W.Va. needs answers from company
It could be days before our neighbors in West Virginia have water that is safe to drink or bathe in due to a chemical leak by Freedom Industries.
Since Thursday, some 300,000 West Virginia American Water customers have had to go without one of the most essential elements of life, relying on water from distribution centers set up during this state of emergency.
It seems local and state government officials have done everything possible to keep the public and media informed about any developments in the situation, although little new information has surfaced since the chemical used to wash coal — 4-methylcyclohexane methanol — was found to have leaked into the Elk River. It is still unknown when the water will be safe for consumption and skin contact.
The leak has crippled the Kanawha Valley and has left people scared and wanting answers.
Gary Southern, president of Freedom Industries, the company whose chemical leaked into the water, gave little comfort during an all too short press conference Friday evening. He couldn’t say how much of the chemical has leached into the water supply or when the leak actually began.
The man tried to walk away from reporters several times, saying “it has been an extremely long day.” Thankfully, persistent reporters demanded he stay and answer their questions.
While it may have been a “long day” for Southern, the people of the Kanawha Valley have no idea when they can begin living normal lives again.
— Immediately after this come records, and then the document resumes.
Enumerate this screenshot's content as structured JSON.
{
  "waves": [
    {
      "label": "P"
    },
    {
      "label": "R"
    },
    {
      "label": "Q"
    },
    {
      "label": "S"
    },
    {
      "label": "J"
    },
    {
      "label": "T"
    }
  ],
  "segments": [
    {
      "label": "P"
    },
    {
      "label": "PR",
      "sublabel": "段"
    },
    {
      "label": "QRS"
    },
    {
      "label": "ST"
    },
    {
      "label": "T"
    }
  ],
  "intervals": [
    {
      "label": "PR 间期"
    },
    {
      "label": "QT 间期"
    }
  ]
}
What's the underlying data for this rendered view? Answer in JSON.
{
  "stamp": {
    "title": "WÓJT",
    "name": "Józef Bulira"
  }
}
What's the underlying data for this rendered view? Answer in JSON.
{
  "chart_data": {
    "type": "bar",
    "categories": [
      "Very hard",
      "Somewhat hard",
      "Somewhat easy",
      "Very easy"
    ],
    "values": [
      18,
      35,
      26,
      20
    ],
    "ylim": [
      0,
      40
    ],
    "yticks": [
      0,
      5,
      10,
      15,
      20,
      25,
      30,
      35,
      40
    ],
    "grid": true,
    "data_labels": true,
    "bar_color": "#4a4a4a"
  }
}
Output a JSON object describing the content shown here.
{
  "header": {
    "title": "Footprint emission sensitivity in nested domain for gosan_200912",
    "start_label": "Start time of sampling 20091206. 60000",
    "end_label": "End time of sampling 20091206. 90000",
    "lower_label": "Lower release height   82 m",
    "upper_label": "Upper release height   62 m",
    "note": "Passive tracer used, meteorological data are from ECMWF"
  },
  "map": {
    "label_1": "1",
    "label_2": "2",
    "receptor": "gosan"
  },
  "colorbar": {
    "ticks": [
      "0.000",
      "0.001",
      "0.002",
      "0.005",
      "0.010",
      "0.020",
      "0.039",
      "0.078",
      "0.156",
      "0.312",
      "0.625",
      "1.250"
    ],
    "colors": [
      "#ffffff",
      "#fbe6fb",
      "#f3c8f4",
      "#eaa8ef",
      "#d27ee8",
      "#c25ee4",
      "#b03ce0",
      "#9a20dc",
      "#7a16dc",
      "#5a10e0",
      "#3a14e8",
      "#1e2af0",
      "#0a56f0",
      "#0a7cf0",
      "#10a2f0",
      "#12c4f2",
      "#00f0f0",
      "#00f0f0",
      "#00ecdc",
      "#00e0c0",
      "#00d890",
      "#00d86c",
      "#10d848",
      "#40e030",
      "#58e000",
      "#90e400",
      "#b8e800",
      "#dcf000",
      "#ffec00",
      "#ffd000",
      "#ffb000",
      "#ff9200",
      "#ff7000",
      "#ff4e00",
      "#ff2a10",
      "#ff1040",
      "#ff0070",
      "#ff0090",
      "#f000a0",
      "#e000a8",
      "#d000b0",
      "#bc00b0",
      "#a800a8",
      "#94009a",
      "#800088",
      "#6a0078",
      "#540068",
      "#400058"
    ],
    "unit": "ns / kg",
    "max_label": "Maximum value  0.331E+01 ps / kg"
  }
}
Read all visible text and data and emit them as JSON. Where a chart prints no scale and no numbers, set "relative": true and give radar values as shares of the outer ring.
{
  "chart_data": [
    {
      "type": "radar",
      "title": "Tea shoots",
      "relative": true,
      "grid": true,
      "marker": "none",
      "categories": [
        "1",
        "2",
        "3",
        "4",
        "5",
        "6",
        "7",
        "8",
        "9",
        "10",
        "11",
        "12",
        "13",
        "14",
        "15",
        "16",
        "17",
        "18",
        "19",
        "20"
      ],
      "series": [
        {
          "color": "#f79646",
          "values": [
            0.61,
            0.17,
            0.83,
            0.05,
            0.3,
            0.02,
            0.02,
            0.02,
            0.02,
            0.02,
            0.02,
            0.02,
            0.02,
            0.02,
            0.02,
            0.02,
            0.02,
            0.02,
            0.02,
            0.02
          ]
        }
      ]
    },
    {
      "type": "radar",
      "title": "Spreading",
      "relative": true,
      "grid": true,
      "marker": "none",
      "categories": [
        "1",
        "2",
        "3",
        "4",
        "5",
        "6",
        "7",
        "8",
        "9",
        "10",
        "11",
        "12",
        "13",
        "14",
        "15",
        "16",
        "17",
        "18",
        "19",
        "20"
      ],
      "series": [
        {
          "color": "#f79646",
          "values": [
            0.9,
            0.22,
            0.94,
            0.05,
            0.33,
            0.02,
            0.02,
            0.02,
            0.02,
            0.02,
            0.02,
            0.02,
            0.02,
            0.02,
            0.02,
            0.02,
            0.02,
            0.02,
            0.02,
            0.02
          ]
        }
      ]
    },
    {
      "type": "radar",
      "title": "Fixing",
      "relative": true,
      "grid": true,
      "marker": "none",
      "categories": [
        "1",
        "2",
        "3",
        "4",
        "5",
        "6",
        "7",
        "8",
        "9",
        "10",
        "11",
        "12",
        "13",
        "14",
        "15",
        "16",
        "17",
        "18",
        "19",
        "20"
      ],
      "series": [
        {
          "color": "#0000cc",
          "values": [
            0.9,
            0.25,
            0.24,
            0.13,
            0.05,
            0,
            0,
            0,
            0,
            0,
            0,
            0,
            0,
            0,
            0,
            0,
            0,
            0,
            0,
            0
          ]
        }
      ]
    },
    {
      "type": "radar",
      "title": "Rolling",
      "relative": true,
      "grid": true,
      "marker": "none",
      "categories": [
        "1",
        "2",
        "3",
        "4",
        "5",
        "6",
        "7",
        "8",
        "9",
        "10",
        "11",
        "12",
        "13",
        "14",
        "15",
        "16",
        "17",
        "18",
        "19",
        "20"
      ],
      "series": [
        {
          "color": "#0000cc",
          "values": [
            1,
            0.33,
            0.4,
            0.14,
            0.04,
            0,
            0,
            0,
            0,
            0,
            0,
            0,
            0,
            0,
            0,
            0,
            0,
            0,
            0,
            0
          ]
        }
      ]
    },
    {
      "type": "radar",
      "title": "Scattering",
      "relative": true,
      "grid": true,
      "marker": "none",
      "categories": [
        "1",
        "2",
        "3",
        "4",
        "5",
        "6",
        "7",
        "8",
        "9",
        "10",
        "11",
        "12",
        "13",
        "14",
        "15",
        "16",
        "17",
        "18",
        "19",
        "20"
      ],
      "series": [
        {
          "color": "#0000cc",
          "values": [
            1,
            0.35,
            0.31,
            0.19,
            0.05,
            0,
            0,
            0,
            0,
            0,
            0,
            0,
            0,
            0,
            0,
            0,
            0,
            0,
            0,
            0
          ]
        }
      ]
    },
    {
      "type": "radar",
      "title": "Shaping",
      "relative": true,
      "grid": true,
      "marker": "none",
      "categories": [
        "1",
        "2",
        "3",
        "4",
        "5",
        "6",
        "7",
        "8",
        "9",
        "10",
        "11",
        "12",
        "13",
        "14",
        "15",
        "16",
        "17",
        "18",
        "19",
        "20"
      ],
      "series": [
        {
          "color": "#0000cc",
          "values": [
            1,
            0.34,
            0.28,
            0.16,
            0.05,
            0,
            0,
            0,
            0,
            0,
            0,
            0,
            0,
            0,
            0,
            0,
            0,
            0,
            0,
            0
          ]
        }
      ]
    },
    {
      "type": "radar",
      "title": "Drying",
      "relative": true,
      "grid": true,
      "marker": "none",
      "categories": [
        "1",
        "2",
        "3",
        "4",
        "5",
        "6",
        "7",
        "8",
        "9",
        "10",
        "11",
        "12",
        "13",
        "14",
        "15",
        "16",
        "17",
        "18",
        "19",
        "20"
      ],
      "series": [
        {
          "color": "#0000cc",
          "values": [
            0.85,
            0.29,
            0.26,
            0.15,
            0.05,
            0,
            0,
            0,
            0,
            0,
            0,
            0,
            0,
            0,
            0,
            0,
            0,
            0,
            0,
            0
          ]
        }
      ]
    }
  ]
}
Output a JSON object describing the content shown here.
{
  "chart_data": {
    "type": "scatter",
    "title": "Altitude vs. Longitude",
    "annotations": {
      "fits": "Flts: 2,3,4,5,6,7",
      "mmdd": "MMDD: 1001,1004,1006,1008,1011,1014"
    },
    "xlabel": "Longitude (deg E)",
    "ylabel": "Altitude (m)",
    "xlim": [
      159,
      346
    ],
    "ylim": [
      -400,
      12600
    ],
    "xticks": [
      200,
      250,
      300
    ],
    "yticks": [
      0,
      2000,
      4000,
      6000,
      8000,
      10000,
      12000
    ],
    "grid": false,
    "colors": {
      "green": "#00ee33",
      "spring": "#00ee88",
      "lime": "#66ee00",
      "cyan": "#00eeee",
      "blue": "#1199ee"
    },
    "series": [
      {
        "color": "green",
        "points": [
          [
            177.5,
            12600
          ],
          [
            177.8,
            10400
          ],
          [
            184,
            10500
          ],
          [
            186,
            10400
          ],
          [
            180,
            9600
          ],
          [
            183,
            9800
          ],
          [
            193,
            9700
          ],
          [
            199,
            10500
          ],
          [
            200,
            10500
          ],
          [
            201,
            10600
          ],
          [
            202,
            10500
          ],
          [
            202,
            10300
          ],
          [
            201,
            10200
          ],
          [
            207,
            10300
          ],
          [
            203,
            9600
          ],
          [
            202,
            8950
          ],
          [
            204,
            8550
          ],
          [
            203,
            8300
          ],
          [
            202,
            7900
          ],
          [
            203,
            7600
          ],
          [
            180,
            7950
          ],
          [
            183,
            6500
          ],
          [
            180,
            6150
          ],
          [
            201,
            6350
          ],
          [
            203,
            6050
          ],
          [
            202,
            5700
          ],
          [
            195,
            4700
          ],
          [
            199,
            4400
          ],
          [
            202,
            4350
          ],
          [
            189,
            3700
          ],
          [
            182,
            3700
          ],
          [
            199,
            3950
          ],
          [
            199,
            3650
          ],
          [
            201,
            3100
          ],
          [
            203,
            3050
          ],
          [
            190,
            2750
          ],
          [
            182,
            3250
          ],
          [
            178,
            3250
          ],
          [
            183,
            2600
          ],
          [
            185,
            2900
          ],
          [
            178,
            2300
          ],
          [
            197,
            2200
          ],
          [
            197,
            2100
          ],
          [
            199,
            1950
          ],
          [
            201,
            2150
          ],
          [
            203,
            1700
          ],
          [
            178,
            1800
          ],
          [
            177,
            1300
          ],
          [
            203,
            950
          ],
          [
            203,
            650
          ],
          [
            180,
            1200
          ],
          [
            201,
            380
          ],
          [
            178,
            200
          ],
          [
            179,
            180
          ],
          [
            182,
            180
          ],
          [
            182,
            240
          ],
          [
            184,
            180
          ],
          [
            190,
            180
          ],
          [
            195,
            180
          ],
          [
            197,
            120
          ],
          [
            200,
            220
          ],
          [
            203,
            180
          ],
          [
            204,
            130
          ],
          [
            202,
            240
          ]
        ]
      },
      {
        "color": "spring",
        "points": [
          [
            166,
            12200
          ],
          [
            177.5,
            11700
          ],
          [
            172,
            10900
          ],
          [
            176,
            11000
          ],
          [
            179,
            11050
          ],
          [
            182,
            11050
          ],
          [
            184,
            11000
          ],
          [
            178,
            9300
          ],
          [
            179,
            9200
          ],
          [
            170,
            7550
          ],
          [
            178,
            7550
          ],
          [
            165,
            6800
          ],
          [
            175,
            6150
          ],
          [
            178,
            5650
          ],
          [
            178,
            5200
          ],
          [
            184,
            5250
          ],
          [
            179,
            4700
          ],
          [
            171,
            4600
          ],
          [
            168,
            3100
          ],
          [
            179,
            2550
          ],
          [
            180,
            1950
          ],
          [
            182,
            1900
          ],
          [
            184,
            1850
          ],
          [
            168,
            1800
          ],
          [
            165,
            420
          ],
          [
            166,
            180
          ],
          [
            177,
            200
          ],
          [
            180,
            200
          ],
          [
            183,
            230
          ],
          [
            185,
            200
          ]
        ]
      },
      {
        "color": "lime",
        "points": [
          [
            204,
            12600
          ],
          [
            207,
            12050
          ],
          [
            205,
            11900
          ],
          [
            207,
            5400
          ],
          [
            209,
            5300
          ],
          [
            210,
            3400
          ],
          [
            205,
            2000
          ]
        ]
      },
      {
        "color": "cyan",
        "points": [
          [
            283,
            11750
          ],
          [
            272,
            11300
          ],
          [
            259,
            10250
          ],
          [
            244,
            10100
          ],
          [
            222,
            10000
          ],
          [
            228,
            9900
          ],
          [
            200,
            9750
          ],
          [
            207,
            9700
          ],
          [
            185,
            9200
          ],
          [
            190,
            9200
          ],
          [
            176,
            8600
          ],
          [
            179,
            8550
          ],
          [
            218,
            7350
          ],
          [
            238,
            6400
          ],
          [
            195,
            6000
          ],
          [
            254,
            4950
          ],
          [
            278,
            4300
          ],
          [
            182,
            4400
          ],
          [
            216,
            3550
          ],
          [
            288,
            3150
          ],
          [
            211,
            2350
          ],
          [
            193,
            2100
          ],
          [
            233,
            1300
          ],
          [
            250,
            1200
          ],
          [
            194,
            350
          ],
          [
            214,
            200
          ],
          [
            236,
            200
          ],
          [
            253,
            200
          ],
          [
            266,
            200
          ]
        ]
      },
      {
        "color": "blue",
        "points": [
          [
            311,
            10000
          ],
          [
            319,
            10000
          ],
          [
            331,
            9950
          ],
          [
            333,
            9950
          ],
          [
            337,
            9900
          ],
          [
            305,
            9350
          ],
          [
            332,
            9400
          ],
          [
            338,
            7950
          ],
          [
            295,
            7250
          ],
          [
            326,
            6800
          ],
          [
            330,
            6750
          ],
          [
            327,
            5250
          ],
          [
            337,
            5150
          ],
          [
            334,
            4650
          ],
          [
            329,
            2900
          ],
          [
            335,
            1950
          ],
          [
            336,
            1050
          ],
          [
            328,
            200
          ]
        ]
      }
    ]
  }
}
Everyday will be a long day for those who must stand in line for a few jugs of water.
Southern’s stunted answers and unwillingness to stand before the public and own up to his company’s mistakes are unacceptable.
The Department of Environmental Protection was absolutely justified in ordering Freedom Industries to cease operations and we hope the company will be fully investigated.
For now, the chemical is slowly dissipating from the water, but for West Virginians, relief can’t come quick enough.
They deserve answers and we are encouraged by the actions of local and state officials who have worked around the clock to provide those answers and work to return normalcy to the people.